Case ID: ad2d_203/html/0026-01.html
Source: Caselaw Access Project
Author: {"author": "", "license": "Public Domain", "url": "https://static.case.law/"}
Date Created: 2024-08-24T03:29:51.129683

New York Telephone Company, Appellant, v Gulf Oil Corporation et al., Respondents.
    [609 NYS2d 244]
   —Order of the Supreme Court, New York County (Carol H. Arber, J.), entered April 28, 1992, which denied plaintiffs motion for summary judgment pursuant to CPLR 3212, is unanimously reversed, on the law, and plaintiffs motion for summary judgment is granted as to liability, with costs and disbursements payable to plaintiff.

The plaintiff entered into a contract with defendant Gulf Oil Corporation by which Gulf (described as "seller” in the contract) was to provide gasoline to plaintiff (described as "customer”) at various locations in the metropolitan area. With respect to indemnity and seller’s obligation to provide insurance coverage, the contract provides, inter alia:

"indemnity
"(1) seller assumes full and complete liability for all injuries, or death of any persons, for damage to property, including the property of customer and for all claims, losses or expense resulting directly or indirectly from the performance of the service under this agreement whether caused by the negligence of seller or anyone acting on behalf of seller.
"(2) seller shall indemnify and save harmless customer its officers and employees from and against losses, claims, demands, payments, suits, actions, recoveries and judgments of every nature and description, out of or in any manner caused by the performance of any services or the providing of any materials under this agreement by seller of seller’s employees, agents or subcontractors.
"insurance requirements
"seller shall obtain and maintain during the period that this Agreement is in effect General Comprehensive Public Liability Insurance in the minimum amount of One Million Dollars ($1,000,000.00) CSL to protect itself and customer against any claims, demands, personal injuries (including death) or property damage arising out of the performance by seller under this Agreement”.
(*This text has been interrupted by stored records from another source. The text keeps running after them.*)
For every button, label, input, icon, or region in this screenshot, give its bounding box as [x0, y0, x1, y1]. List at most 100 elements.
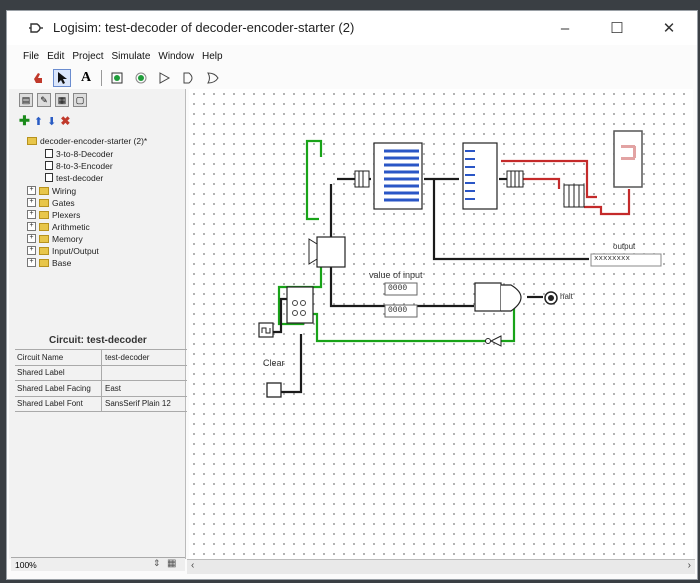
zoom-control[interactable]: 100% ⇕ ▦ — [11, 557, 185, 571]
move-up-icon[interactable]: ⬆ — [34, 115, 43, 128]
expand-icon[interactable]: + — [27, 222, 36, 231]
register-top-value: 0000 — [388, 284, 408, 293]
encoder-component[interactable] — [462, 142, 498, 210]
logisim-window: Logisim: test-decoder of decoder-encoder… — [6, 10, 698, 580]
grid-toggle-icon[interactable]: ▦ — [167, 558, 176, 569]
tree-root-label: decoder-encoder-starter (2)* — [40, 135, 148, 146]
left-panel: ▤ ✎ ▦ ▢ ✚ ⬆ ⬇ ✖ decoder-encoder-starter … — [9, 89, 187, 559]
expand-icon[interactable]: + — [27, 246, 36, 255]
attribute-value[interactable]: East — [102, 384, 121, 393]
menu-simulate[interactable]: Simulate — [111, 51, 150, 62]
arrow-pointer-icon — [58, 72, 67, 84]
output-label: output — [613, 242, 636, 251]
output-pin-button[interactable] — [132, 69, 150, 87]
tree-circuit-test-decoder[interactable]: test-decoder — [45, 172, 103, 183]
splitter-display[interactable] — [563, 184, 585, 208]
tree-lib-plexers[interactable]: + Plexers — [27, 209, 80, 220]
tree-lib-arithmetic[interactable]: + Arithmetic — [27, 221, 90, 232]
tree-root[interactable]: decoder-encoder-starter (2)* — [27, 135, 147, 146]
halt-output-pin[interactable] — [544, 291, 558, 305]
value-of-input-label: value of input — [369, 270, 423, 280]
text-tool-button[interactable]: A — [77, 69, 95, 87]
and-gate-component[interactable] — [474, 282, 522, 312]
register-component[interactable] — [308, 236, 346, 268]
register-bottom-value: 0000 — [388, 306, 408, 315]
maximize-button[interactable]: ☐ — [599, 15, 635, 41]
tree-lib-gates[interactable]: + Gates — [27, 197, 75, 208]
wire-reset-loop[interactable] — [309, 312, 487, 343]
or-gate-button[interactable] — [204, 69, 222, 87]
input-pin-button[interactable] — [108, 69, 126, 87]
circuit-canvas[interactable]: value of input 0000 0000 output xxxxxxxx… — [189, 89, 693, 559]
tree-lib-base[interactable]: + Base — [27, 257, 71, 268]
tree-circuit-3-to-8-decoder[interactable]: 3-to-8-Decoder — [45, 148, 113, 159]
project-toolbar: ✚ ⬆ ⬇ ✖ — [19, 113, 70, 129]
horizontal-scrollbar[interactable]: ‹ › — [187, 559, 695, 574]
circuit-diagram[interactable] — [189, 89, 693, 559]
not-gate-button[interactable] — [156, 69, 174, 87]
splitter-right[interactable] — [506, 170, 524, 188]
expand-icon[interactable]: + — [27, 198, 36, 207]
menu-bar: File Edit Project Simulate Window Help — [7, 47, 697, 65]
and-gate-button[interactable] — [180, 69, 198, 87]
expand-icon[interactable]: + — [27, 258, 36, 267]
wire-green-feedback[interactable] — [305, 139, 323, 221]
move-down-icon[interactable]: ⬇ — [47, 115, 56, 128]
seven-segment-display[interactable] — [613, 130, 643, 188]
tree-lib-memory[interactable]: + Memory — [27, 233, 83, 244]
menu-project[interactable]: Project — [72, 51, 103, 62]
menu-help[interactable]: Help — [202, 51, 223, 62]
tree-item-label: Arithmetic — [52, 221, 90, 232]
appearance-view-button[interactable]: ▢ — [73, 93, 87, 107]
halt-label: halt — [560, 292, 573, 301]
simulation-view-button[interactable]: ✎ — [37, 93, 51, 107]
tree-circuit-8-to-3-encoder[interactable]: 8-to-3-Encoder — [45, 160, 113, 171]
close-icon: ✕ — [662, 20, 676, 37]
tree-item-label: Plexers — [52, 209, 81, 220]
attribute-value[interactable]: SansSerif Plain 12 — [102, 399, 171, 408]
zoom-spinner-icon[interactable]: ⇕ — [153, 558, 161, 569]
decoder-component[interactable] — [373, 142, 423, 210]
scroll-right-icon[interactable]: › — [688, 560, 691, 571]
tree-item-label: 3-to-8-Decoder — [56, 148, 114, 159]
expand-icon[interactable]: + — [27, 186, 36, 195]
tree-lib-input-output[interactable]: + Input/Output — [27, 245, 99, 256]
layout-view-button[interactable]: ▦ — [55, 93, 69, 107]
wire-error-bottom[interactable] — [584, 189, 631, 216]
attribute-row[interactable]: Shared Label Facing East — [15, 381, 187, 397]
menu-edit[interactable]: Edit — [47, 51, 64, 62]
clock-component[interactable] — [258, 322, 274, 338]
attribute-value[interactable]: test-decoder — [102, 353, 149, 362]
toolbox-view-button[interactable]: ▤ — [19, 93, 33, 107]
not-gate-component[interactable] — [485, 335, 502, 347]
menu-window[interactable]: Window — [158, 51, 194, 62]
expand-icon[interactable]: + — [27, 234, 36, 243]
simulation-view-icon: ✎ — [40, 94, 48, 105]
wire-error-mid[interactable] — [523, 177, 561, 189]
close-button[interactable]: ✕ — [651, 15, 687, 41]
view-toolbar: ▤ ✎ ▦ ▢ — [19, 93, 87, 107]
attribute-row[interactable]: Shared Label Font SansSerif Plain 12 — [15, 396, 187, 412]
scroll-left-icon[interactable]: ‹ — [191, 560, 194, 571]
counter-component[interactable] — [286, 286, 314, 324]
splitter-left[interactable] — [354, 170, 370, 188]
poke-tool-button[interactable] — [29, 69, 47, 87]
attribute-key: Shared Label Font — [15, 396, 102, 411]
appearance-view-icon: ▢ — [75, 94, 85, 105]
tree-lib-wiring[interactable]: + Wiring — [27, 185, 76, 196]
select-tool-button[interactable] — [53, 69, 71, 87]
clear-button-component[interactable] — [266, 382, 282, 398]
add-circuit-icon[interactable]: ✚ — [19, 113, 30, 129]
attributes-title: Circuit: test-decoder — [49, 335, 147, 346]
attribute-row[interactable]: Shared Label — [15, 365, 187, 381]
delete-circuit-icon[interactable]: ✖ — [60, 114, 70, 128]
or-gate-icon — [207, 72, 219, 84]
folder-icon — [39, 234, 49, 243]
expand-icon[interactable]: + — [27, 210, 36, 219]
attribute-row[interactable]: Circuit Name test-decoder — [15, 350, 187, 366]
folder-icon — [39, 246, 49, 255]
tree-item-label: Input/Output — [52, 245, 99, 256]
minimize-button[interactable]: – — [547, 15, 583, 41]
menu-file[interactable]: File — [23, 51, 39, 62]
and-gate-icon — [183, 72, 193, 84]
On December 5, 1986, an employee of Janus Petroleum, defendants’ agent for the purpose of delivering the fuel, made a delivery of 1000 gallons of gasoline to plaintiff’s garage in accord with the contract. It is not disputed that defendants’ agent pumped the gasoline into the incorrect receptacle in the sidewalk. There was an expert opinion submitted that the gasoline overflowed from the heating oil tank, spilled into the basement of the premises and ignited when the fumes came into contact with the heating equipment, causing extensive property damage.

The IAS Court held that the contract was ambiguous as to whether it was intended that the plaintiff be indemnified against its own negligence, and denied summary judgment.

It is now settled that a party may be indemnified against its own active negligence by contract provided that the "intention to indemnify can be clearly implied from the language and purposes of the entire agreement, and the surrounding facts and circumstances” (Margolin v New York Life Ins. Co., 32 NY2d 149, 153; Drzewinski v Atlantic Scaffold & Ladder Co., 70 NY2d 774).

A contract of indemnity need not explicitly state an intent that the undertaking extend to the indemnitee’s own negligent acts. Thus, in Levine v Shell Oil Co. (28 NY2d 205, 210), the Court of Appeals held that a contract whereby the third-party defendant agreed to indemnify the defendant oil company against " 'any and all claims, suits, loss, cost and liability on account of injury or death of persons * * * caused by or happening in connection with the premises,’ ” evinced an unmistakable intent that the indemnitee be indemnified against its own active negligence. The Court held that specific reference to the active negligence of the indemnitee was unnecessary (supra, at 211), as were talismanic phrases such as " 'of whatsoever kind or nature’ ” and " 'or otherwise’ ” (supra, at 212).

Here, the language employed could not be more expansive. The defendants "assume[d] full and complete liability for * * * all claims, losses or expense resulting directly or indirectly from the performance of the service under this agreement whether caused by the negligence of SELLER or anyone acting on behalf of SELLER. ” (Emphasis added.) We interpret the latter phrase as meaning that seller agrees to be liable whether or not it or its agents are negligent.

Even assuming, arguendo, that it means the seller is liable for losses resulting from its work under the contract where the seller or its agents are negligent, it does not manifest an intent that liability be limited to occurrences where the event is caused by seller’s sole negligence. In other words, the negligence of the seller will render it liable, even if the negligence of others contributed to the occurrence.

Finally, the subsequent clause contains the explicit undertaking to indemnify. It is not limited in any way to seller’s negligence, but expansively provides that plaintiff will be held harmless against losses "of every nature and description, out of or in any manner caused by the performance” (emphasis added) of the agreement by seller or its agents. There is no indication that the undertaking to indemnify does not extend to all possible contingencies, including occurrences caused in part by plaintiff’s negligence. Concur — Rosenberger, J. P., Ross, Asch, Rubin and Tom, JJ.